Christianity Is Its Own Culture ...



It seems that for too long Christianity has been in search of a culture. There was a time when it was inconceivable that Christianity would not be seen as its own culture but all that seemed to disappear along with a great many other good things in the 1960s and beyond. Somehow or other we got the strange notion then that Christianity was culture-less and that it was either compatible with other cultures or in need of an infusion of culture from the world around it.

Certainly this was impetus for the strange liturgical innovations of the late 1960s and early 1970s. Certainly this was the mission ideal of churches who sought more to reconcile the culture of the people they were evangelizing with Christianity rather than introduce the culture of Christianity to those who did not know it. Now, so far from that time, we have ended up with an evangelicalism that has sought to reinvent Christian culture but has chosen to model that culture after the world around us. Even the world is not so stupid as to see this for what it is. So the world is not so impressed with a faith that borrows heavily from everything else while offering little more than the name of Jesus and the promise of happiness as its own unique Christian contribution.
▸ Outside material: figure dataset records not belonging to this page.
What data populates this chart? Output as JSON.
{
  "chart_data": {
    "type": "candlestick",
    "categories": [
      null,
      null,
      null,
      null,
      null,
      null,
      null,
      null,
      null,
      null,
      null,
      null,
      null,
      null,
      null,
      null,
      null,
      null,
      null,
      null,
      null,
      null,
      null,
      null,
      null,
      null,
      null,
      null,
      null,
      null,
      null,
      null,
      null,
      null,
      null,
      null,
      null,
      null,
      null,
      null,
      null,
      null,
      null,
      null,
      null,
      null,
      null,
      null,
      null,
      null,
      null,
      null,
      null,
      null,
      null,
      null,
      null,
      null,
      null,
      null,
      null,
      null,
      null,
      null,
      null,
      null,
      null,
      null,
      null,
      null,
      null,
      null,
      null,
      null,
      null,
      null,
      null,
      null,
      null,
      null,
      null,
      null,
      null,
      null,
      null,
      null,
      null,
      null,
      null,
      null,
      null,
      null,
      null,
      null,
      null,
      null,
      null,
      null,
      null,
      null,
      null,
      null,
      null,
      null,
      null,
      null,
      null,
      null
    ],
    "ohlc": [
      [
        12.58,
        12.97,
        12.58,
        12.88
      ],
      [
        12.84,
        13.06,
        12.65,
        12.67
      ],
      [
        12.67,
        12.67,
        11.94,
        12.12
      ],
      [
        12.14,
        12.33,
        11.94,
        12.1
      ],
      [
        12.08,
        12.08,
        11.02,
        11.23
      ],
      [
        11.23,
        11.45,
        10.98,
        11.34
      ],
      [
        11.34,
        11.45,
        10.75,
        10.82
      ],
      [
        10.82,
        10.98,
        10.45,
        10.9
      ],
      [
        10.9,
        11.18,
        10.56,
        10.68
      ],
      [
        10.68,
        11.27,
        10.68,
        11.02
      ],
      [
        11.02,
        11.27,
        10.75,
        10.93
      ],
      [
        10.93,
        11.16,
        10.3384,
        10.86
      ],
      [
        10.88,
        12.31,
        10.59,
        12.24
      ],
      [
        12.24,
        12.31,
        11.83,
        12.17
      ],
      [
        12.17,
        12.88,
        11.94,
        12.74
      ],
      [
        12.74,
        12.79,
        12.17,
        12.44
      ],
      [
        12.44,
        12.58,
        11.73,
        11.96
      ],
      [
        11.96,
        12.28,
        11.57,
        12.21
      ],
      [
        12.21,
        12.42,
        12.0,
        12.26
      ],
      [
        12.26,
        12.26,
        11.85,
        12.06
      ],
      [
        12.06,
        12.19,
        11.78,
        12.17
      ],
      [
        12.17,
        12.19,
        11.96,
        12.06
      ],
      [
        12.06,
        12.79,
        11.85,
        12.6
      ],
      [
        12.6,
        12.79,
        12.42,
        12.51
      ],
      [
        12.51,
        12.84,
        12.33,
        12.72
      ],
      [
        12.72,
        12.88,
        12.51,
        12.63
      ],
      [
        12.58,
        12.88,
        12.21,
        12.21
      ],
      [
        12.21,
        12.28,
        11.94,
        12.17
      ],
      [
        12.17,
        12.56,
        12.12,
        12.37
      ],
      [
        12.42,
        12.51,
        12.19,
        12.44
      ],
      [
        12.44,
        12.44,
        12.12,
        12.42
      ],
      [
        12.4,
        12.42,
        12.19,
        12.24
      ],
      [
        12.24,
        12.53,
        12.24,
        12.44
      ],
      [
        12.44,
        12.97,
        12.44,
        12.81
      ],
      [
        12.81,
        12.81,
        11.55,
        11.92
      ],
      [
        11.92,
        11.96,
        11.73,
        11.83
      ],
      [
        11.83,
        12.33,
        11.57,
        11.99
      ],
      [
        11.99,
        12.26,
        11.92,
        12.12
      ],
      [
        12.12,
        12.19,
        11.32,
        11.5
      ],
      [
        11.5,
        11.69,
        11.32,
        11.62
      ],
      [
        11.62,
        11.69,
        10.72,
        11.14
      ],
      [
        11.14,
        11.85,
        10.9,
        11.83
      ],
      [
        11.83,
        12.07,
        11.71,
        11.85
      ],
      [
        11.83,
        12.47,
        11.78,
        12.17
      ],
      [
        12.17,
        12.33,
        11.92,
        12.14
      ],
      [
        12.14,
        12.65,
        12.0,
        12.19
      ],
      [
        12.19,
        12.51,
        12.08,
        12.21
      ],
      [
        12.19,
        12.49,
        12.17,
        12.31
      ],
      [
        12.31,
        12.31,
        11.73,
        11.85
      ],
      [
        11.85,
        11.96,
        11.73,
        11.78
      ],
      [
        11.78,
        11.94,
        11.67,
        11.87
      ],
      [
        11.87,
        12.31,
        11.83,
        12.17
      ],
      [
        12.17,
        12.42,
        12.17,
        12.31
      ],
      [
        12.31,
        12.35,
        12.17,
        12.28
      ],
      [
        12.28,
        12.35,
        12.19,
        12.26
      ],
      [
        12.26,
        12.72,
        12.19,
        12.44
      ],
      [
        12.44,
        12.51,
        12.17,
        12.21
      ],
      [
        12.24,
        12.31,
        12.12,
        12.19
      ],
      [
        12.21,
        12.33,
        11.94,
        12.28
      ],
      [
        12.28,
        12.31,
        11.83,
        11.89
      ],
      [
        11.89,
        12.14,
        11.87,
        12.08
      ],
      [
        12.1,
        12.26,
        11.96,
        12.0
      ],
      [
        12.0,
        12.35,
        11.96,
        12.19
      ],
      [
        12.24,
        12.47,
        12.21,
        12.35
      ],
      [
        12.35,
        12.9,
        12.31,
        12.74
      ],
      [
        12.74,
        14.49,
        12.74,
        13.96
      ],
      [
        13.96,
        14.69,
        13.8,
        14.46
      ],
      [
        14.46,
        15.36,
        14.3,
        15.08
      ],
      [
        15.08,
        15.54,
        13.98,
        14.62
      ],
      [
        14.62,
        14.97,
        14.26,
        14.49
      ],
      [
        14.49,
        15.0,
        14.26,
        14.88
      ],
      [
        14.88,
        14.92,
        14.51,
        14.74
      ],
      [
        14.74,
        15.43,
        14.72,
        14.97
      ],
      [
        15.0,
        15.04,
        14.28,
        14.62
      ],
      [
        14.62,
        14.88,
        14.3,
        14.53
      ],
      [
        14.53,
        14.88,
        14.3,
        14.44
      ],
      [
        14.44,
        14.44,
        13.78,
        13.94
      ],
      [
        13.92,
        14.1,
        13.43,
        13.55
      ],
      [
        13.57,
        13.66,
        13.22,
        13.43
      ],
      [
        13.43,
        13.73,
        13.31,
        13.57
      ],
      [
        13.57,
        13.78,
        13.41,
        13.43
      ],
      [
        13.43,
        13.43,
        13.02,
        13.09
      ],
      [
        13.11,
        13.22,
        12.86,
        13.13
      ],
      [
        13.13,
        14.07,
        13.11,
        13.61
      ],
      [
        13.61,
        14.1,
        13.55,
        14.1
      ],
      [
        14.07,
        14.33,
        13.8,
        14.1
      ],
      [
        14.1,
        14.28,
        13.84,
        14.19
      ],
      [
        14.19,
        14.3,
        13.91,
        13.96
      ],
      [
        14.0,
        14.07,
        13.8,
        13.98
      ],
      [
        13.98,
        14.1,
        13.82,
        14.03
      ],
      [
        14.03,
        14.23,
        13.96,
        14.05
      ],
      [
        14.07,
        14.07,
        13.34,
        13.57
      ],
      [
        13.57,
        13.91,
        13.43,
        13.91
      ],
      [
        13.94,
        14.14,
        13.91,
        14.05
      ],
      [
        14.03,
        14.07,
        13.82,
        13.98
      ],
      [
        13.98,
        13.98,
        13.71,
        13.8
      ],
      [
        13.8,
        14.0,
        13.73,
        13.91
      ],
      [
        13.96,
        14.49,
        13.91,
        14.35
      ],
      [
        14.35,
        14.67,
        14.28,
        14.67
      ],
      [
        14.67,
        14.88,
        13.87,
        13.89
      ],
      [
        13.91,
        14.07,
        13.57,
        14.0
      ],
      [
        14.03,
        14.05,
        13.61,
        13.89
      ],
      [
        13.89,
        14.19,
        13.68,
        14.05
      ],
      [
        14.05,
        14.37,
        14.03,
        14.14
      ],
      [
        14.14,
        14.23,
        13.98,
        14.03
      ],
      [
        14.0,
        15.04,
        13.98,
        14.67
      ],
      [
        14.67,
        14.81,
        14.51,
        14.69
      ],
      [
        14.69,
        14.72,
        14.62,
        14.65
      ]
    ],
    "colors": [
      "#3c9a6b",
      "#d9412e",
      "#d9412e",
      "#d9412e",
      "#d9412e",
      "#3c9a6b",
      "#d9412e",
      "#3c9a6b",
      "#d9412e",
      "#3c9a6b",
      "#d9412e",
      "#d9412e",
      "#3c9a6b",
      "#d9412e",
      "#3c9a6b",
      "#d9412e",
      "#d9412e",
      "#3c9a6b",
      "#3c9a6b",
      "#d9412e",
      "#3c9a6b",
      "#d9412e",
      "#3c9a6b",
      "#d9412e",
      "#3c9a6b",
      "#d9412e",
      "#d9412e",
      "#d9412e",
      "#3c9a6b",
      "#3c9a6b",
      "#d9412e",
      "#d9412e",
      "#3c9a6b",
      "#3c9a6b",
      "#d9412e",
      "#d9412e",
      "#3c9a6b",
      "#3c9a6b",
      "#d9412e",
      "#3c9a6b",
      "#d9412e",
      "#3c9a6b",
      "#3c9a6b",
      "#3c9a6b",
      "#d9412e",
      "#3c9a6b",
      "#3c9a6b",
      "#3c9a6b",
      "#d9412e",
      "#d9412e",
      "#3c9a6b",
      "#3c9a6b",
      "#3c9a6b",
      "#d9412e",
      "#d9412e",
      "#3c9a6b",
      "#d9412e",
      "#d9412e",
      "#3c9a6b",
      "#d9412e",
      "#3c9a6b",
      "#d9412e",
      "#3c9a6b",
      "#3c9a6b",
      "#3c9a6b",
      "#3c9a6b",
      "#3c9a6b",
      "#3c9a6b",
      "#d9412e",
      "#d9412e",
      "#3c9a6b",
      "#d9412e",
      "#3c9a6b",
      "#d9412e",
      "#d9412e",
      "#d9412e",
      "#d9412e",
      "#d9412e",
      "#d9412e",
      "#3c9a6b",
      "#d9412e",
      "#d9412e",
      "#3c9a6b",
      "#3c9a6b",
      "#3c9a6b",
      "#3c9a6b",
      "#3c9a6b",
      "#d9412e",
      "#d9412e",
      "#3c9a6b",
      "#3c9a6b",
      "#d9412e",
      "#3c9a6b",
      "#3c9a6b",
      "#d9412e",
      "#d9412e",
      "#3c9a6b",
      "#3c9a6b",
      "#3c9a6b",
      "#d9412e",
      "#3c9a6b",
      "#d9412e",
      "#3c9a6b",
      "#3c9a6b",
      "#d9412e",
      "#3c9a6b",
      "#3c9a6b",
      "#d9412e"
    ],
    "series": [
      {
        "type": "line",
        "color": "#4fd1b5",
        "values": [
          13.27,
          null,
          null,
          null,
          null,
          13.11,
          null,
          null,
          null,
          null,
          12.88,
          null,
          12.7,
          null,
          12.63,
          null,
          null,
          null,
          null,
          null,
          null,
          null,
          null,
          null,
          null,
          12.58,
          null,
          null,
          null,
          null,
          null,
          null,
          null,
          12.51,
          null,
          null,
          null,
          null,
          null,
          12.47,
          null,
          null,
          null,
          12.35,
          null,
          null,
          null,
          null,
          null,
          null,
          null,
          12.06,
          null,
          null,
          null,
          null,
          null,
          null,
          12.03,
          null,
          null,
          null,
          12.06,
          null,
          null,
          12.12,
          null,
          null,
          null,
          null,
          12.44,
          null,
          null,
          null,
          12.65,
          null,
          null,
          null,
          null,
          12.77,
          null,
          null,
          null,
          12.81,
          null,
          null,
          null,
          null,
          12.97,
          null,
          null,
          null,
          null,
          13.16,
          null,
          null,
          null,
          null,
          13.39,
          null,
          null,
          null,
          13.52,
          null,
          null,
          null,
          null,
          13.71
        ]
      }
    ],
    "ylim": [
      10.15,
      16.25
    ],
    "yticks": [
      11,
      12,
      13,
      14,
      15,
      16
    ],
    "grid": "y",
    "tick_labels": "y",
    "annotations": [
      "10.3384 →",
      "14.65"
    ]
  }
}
Both the Western church and the Eastern church have been building a Christian culture for two-thousand years. While there are some distinctions and differences between East and West, there is also remarkable convergence. Music, the visual arts, architecture, liturgy -- even literature -- are all a part of this emergence of a Christian culture that is at one and the same time exclusive to the Word and Sacraments and inclusive to those from various cultures. Christianity has a language and a culture -- the way we address the faith to the world. All of this includes how we see God but also how we see ourselves, creation, our place within creation, and our baptismal vocation in service to God within the world.
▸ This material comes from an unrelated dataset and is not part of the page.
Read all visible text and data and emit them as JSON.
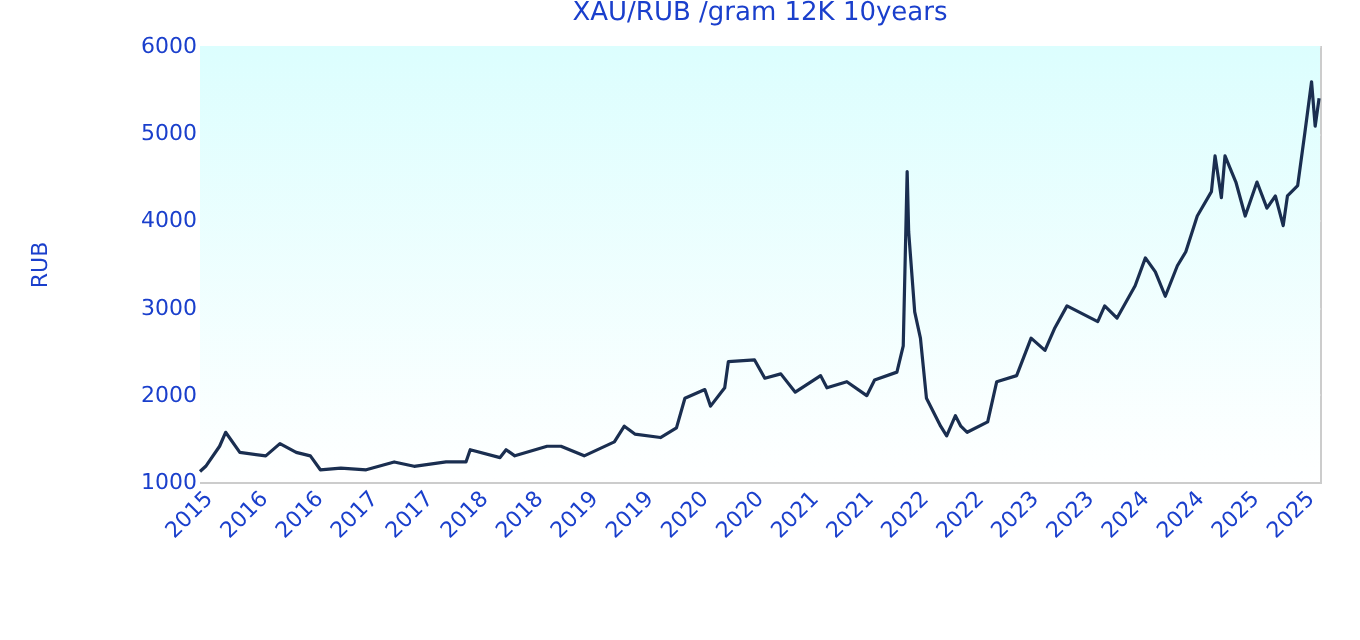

So, when churches reject this churchly culture of the faith, they are left when only two options. Either adopt the culture of the world around them or invent a new culture of Christianity. Some have insisted that this is exactly what must be done. They have falsely judged the culture of the Church as being out dated, irrelevant, and incompatible with the modern world. In this respect it is fair to say that worship wars or culture wars has been about a high culture versus low culture -- not because the Church has framed it this way but because those who reject the culture of Christianity have characterized it in this way. It is not valid and only trivializes the Gospel but that is indeed how much of evangelicalism has framed the issue.